ESET has released its SMB Cyber Readiness Index 2026, which found that 45% of small and medium-sized businesses experienced a cybersecurity incident in the past year.
The report is based on responses from 4,400 cybersecurity decision-makers at businesses with 25 to 1,000 endpoints across 13 countries in North America, Europe and Asia. It found that 14% of respondents suffered more than one incident over the same 12-month period.
Phishing was the most common cause of incidents, cited in 26% of cases. ESET's 2025 telemetry also showed that 34% of all threats were phishing or phishing-related.
While phishing remained the most common route for incidents, respondents identified AI-powered malware as their top concern. At the same time, supply chain compromise ranked relatively low at 14%, despite being listed among the top threats involved in incidents.
The findings present a mixed picture for smaller businesses. A majority of respondents, 61%, said they were seriously concerned about cyberattacks, while 75% said cyberwarfare and global conflicts were real cyber threats that could affect business operations.
Even so, confidence levels were high. Among surveyed businesses, 68% were confident in their ability to prevent attacks, and 75% trusted their cyber resilience when responding to incidents.
Confidence was even higher among businesses that had been hit more than once. Among organisations that had experienced multiple incidents, 81% said they were confident in their cyber resilience.

Budget pressures
The survey also suggested that many SMBs believe they have enough money allocated to cybersecurity. Some 65% said they were satisfied with their cybersecurity budgets, while a further 15% said they were more than satisfied.
Spending still appears set to rise, with 40% of respondents expecting to increase cybersecurity budgets in the next year.
Only 11% of surveyed businesses said they operated with essential or minimal cybersecurity protection. The figures suggest many smaller companies have moved beyond the most basic security setup, even if gaps remain in expertise and delivery.
Training was another area where most respondents reported activity rather than neglect. According to the survey, 87% said employee education was very important or critical to cyber resilience, and 67% said they carried out training more than once a year.

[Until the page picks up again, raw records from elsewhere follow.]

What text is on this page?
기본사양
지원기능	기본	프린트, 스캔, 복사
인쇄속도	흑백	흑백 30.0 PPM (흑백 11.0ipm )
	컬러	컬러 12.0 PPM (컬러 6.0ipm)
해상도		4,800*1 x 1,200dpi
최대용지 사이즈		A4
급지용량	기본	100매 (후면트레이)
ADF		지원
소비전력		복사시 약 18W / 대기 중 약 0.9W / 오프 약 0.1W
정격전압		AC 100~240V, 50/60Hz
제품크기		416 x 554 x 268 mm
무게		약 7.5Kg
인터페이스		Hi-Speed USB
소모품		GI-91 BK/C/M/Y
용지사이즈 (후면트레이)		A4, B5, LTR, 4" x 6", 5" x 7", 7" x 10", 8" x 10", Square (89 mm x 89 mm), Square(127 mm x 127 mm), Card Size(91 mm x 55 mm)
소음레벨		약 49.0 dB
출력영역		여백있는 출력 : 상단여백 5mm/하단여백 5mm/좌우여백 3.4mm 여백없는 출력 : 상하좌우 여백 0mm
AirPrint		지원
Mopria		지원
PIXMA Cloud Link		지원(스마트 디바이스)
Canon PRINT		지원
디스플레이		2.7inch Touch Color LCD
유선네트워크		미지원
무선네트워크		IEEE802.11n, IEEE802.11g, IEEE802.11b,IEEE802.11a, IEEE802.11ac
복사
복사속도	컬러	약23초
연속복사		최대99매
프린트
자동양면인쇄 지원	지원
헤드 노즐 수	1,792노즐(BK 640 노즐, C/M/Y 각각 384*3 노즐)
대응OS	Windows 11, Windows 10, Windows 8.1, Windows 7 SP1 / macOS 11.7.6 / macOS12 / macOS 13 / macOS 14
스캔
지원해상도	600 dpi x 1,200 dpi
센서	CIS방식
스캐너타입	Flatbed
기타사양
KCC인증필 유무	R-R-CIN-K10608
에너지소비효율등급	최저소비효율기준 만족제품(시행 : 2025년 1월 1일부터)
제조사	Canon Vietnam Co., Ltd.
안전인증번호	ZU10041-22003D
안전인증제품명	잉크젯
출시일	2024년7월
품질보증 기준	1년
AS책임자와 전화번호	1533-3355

Just 6% said they relied solely on basic awareness training programmes, while 2% said they provided no cybersecurity training at all. More than one-third of SMBs said they investigated cyber incidents within two weeks.
Skills gap
Despite rising confidence and steady investment, the survey highlighted several operational weaknesses. The main challenges cited by SMBs were keeping up with the latest security threats, keeping pace with cybersecurity technologies such as AI, lack of employee training and awareness, and lack of internal cybersecurity skills and expertise.
Those pressures have not yet led to broad outsourcing of security work. Only one in five SMBs said they had fully or partially outsourced their cybersecurity responsibilities through managed detection and response services, managed service providers, or managed security service providers.
That low level of outsourcing stands out against the level of concern expressed by respondents. Businesses said they were struggling to keep pace with changing threats and newer tools, yet most still kept cybersecurity primarily in-house.
The report suggested that insurance and compliance requirements were helping to improve security practices. It also indicated that many SMBs no longer assumed that being smaller made them less likely to be targeted.
Juraj Jánošík, Vice President of Artificial Intelligence at ESET, commented on the role of AI in the current threat environment. "The practical impact of AI today is much less about novel autonomous malware and more about enabling higher volumes of more convincing phishing campaigns, faster malware development, and scalable abuse of publicly available AI tools and agentic skills," he said.
The survey points to a market in which smaller businesses are becoming more accustomed to dealing with cyber risk rather than expecting it to recede. Budget increases, more frequent training and quicker investigation times suggest a degree of adaptation, but the prevalence of phishing and the continued shortage of skills indicate that many basic problems remain unresolved.
One of the clearest tensions in the findings is the gap between confidence and exposure. Nearly half of respondents had suffered an incident, yet most still said they felt prepared to prevent or respond to attacks.
For service providers, that combination may create demand from businesses willing to spend more but still hesitant to hand over control. For SMBs themselves, the data shows that concern about AI has risen even though phishing remains the most common entry point for attacks.
The report suggests confidence is growing as businesses adapt to persistent cyber risk, while most breaches still stem from preventable issues and basic security practice remains decisive.